Indexing
DON’T SOME BEAT THE MARKET?
Don’t some managers beat the market? We often read about those rare investment managers who have managed to beat the market over the last quarter, or the last year, or even the last several years. Sure, some managers do beat the market – but that’s not the real question. The real question is this: Will you, or anyone else, be able to pick the managers who will beat the market in advance?
That’s a really tough one. Here’s why:
- Only a few managers beat the market. Since 1970, you can count on the fingers of one hand the number of managers who have managed to beat the market by any meaningful amount. And chances are that as more and more ambitious, skillful, hard-working managers with fabulous computer capabilities join the competition for “performance,” it will continue to get harder and harder for any one professional to do better than the other pros who now do 95 percent of the daily trading.
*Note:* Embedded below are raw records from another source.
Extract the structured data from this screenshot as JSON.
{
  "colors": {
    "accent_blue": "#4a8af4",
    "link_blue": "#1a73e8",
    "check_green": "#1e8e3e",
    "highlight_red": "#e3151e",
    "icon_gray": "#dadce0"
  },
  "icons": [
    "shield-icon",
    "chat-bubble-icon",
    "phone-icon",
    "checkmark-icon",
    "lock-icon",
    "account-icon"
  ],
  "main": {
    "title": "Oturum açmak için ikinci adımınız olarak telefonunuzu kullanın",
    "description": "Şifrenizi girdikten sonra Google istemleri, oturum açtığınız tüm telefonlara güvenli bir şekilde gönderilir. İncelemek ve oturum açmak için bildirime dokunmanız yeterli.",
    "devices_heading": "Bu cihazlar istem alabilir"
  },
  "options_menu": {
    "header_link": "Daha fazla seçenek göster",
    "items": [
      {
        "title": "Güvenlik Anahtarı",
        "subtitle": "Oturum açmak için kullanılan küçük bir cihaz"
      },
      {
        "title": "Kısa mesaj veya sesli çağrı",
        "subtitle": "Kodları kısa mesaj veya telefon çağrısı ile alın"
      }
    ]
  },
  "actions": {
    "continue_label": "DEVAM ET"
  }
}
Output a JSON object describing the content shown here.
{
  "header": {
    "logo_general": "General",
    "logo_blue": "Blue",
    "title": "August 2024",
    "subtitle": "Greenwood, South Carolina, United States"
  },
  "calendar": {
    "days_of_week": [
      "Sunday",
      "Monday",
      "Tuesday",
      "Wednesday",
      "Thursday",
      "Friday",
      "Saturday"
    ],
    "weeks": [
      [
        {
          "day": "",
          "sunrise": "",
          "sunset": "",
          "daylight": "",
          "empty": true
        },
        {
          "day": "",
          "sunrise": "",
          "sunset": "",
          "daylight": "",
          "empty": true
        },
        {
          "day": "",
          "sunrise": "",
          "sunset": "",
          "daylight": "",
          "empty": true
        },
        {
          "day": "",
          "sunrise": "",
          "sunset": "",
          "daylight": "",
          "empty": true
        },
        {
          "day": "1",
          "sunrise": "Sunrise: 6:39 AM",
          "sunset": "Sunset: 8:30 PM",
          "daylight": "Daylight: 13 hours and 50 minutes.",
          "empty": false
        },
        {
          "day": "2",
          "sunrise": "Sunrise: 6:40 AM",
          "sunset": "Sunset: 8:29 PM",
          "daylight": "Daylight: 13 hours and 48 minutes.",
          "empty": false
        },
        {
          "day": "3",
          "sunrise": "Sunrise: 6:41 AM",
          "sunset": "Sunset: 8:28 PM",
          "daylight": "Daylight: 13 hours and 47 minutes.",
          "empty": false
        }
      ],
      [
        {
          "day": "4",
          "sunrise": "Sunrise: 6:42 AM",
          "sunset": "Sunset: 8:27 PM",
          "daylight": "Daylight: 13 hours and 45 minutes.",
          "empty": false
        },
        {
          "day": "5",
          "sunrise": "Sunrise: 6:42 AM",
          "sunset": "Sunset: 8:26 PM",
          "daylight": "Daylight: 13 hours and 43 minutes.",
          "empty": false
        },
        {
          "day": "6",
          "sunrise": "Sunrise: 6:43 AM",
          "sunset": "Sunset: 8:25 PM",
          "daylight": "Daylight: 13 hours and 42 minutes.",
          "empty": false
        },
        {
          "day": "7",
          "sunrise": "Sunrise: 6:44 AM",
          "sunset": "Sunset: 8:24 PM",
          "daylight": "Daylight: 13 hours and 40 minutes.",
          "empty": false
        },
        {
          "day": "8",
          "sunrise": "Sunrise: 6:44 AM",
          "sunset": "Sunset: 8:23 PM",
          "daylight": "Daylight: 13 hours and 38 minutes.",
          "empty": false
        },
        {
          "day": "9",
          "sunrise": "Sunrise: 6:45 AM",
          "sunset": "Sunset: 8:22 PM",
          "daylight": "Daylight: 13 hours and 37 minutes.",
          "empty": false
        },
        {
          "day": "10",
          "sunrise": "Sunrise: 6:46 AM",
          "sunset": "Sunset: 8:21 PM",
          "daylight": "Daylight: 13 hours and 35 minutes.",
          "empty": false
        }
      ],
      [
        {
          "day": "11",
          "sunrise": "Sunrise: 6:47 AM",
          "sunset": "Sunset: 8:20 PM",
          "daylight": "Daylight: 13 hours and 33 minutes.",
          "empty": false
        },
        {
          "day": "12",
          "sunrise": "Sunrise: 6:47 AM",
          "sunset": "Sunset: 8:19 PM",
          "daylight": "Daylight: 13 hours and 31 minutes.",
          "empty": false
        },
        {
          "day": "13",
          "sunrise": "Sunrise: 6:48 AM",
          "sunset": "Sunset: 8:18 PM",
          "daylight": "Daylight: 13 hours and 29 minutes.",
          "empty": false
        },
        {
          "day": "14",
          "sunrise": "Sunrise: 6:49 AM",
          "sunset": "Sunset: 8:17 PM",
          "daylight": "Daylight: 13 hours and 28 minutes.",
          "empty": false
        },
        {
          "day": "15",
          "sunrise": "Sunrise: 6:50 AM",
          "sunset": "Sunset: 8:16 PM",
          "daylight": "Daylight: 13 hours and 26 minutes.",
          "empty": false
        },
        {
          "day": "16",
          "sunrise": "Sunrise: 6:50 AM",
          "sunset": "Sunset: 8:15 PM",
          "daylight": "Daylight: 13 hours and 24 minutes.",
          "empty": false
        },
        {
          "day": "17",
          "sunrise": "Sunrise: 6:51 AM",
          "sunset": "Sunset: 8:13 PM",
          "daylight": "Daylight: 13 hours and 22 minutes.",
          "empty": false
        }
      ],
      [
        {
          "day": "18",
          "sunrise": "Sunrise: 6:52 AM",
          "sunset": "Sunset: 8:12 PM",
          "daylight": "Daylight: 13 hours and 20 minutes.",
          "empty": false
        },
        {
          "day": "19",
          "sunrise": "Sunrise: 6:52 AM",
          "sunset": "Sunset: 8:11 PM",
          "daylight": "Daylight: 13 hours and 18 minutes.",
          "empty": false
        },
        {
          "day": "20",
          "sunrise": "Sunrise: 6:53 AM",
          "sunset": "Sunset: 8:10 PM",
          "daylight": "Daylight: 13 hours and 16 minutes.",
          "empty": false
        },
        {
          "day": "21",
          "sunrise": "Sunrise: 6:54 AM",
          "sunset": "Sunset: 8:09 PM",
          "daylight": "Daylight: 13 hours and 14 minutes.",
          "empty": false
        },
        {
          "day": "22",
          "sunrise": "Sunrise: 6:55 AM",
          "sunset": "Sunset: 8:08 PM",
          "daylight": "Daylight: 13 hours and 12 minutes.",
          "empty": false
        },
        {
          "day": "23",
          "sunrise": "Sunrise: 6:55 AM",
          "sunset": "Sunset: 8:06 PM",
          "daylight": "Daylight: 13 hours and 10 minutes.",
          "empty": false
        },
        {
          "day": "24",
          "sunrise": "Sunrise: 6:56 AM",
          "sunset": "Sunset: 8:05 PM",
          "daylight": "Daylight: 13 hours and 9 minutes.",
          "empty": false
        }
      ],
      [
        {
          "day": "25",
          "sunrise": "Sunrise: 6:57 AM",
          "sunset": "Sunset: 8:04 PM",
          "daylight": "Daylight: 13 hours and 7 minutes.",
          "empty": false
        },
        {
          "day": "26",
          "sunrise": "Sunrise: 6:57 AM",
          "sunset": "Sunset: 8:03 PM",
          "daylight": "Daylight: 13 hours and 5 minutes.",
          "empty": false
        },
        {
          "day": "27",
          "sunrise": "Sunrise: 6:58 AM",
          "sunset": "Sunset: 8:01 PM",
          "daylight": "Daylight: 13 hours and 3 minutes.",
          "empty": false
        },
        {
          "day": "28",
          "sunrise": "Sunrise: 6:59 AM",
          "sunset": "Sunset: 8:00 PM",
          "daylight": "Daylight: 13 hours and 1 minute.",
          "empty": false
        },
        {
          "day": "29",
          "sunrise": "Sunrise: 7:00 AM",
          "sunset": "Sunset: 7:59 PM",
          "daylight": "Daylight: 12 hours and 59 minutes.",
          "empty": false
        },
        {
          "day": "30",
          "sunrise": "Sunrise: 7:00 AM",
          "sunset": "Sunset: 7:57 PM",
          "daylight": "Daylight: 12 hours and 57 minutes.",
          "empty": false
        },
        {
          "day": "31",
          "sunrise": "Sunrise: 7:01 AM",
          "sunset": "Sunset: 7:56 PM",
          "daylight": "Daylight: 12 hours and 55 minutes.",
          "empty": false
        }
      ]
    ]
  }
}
- Nobody – repeat, nobody – has been able to figure out in advance which funds will do better. The failure to forecast certainly includes all the popular public rating sources, including Morningstar.
- Funds that beat the market “win” by less than those that got beaten by the market “lose.” This means that fund buyers’ “slugging percentage” is even lower than the already discouraging win-loss ratio.
The only forecast based on past performance that works is the forecast of which funds will do badly. Funds that have done really poorly in the past do tend to perform poorly in the future. Talk about small consolation! And the reason for this persistence is that it is typically the very high-cost funds that show the poorest relative performance, and – unlike stock picking ability – those high investment fees do persist year after year.
Index funds eliminate the anxiety and expense of
trying to predict which individual stocks, bonds,
or mutual funds will beat the market.